I expanded the eqn and wrote in the form of 
$$x^3 (c_3 ) + x^2 (c_2 - 3c_3 ) + x (c_1-2c_2+3c_3 ) - (c_1 + c_3 ) = 0$$
For this equation to turn to zero $c_1 = c_2 = c_3$  must be zero.
So it should be linearly independent and thus span but the answer is quiet opposite
Thanks!
 A: The error is in thinking that $P_3$ is of dimension $3$. Actually it is of dimension $4$ so independence of these does not imply that they span $P_3$. All three polynomials vanish at $x=1$ so any linear combination of them also vanishes at $1$. Hence they cannot span $P_3$. Any polynomial which does not vanish at $1$ (e.g. $1,\,x$ etc) cannot be written as a linear combination of these three. 
A: Those polynomial does not span $P_3$ (set of polynomials of the degree $\leq 3$) since you can not express constant polynomials with them. Say you can, then for each constant $k$ there are numbers $a,b,c$ such that $$k = a(x-1)+b(x-1)^2+c(x-1)^3$$
so $$ k = cx^3+(-3c+b)x^2+(a-2b+c)x+(-a+b-c)$$
But then $c=0$ and since $-3c+b=0$ also $b=0$ and since $a-2b+c=0$ also $a=0$, so $k=-a+b-c=0$.
So only the constant $0$ can be expressed with those polynomials.

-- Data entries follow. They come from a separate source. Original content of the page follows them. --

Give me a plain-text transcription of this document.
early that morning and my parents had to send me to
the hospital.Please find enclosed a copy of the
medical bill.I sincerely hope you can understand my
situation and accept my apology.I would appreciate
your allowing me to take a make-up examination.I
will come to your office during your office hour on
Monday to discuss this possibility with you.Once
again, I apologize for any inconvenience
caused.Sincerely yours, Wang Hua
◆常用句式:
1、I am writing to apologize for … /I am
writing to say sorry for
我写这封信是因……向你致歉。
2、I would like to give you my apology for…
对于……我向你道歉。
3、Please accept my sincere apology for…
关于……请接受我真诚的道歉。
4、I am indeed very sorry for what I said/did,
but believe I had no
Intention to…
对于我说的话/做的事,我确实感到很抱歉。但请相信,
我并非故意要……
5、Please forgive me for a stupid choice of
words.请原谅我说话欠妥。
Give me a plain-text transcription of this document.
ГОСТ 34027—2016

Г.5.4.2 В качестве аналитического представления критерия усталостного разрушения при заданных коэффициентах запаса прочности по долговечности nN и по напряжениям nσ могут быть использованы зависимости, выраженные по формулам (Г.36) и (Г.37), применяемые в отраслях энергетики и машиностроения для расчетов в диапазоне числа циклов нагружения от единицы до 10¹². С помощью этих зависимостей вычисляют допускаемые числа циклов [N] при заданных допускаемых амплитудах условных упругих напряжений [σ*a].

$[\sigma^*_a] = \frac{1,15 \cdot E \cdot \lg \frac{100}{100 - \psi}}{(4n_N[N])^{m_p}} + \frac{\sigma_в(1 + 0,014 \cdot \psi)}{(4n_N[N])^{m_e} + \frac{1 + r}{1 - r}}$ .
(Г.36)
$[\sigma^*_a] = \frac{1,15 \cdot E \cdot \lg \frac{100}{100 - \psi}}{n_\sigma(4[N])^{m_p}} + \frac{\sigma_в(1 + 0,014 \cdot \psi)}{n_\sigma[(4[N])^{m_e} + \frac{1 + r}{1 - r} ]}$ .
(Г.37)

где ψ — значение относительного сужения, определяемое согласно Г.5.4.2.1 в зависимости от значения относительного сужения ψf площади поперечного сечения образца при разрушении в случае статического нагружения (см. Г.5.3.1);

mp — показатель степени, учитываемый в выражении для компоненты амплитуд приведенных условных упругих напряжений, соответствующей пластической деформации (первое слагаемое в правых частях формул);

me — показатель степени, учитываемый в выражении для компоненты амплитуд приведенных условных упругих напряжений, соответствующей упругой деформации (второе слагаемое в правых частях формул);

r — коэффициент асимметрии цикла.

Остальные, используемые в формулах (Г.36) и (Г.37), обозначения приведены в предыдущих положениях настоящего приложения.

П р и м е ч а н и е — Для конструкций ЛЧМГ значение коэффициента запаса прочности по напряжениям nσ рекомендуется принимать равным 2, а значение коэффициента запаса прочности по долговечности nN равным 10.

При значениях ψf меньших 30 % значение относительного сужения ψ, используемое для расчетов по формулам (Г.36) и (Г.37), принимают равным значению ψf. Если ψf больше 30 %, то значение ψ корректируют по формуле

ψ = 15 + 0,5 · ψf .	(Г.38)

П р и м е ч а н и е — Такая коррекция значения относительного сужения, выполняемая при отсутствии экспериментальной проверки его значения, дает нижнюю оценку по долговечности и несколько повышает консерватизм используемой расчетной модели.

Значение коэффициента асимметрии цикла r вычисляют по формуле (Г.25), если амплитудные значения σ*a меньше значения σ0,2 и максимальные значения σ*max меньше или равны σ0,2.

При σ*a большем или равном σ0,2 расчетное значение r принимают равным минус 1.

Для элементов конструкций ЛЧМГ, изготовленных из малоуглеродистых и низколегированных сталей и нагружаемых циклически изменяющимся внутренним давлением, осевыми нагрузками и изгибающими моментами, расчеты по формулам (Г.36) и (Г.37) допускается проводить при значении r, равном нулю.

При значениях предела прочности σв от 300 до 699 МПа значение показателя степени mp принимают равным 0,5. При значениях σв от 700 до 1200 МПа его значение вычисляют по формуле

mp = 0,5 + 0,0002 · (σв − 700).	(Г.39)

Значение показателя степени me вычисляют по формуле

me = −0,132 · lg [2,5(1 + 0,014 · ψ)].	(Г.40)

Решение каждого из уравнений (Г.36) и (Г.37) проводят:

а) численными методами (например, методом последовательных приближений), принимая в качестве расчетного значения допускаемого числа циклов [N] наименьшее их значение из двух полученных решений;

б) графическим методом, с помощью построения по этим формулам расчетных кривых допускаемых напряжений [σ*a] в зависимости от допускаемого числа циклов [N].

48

A: To span $P_3$, any polynomial in $P_3$ must be a linear combination of the given polynomials:
$$ax^3+bx^2+cx+d=c_1(x-1)+c_2(x-1)^2+c_3(x-1)^3=\\
c_3x^3+(c_2-3c_3)x^2+(c_1-2c_2+3c_3)x+(-c_1+c_2-c_3) \Rightarrow \\
\begin{cases}a=c_3\\ b=c_2-3c_3 \\ c=c_1-2c_2+3c_3\\ d=-c_1+c_2-c_3\end{cases} \Rightarrow \begin{cases}c_3=a\\ c_2=b+3a \\ c_1=c+2(b+3a)-3a\\ d=-c_1+c_2-c_3=-(a+b+c)\end{cases},$$
which is a contradiction as it misses the cases $d\ne -(a+b+c)$.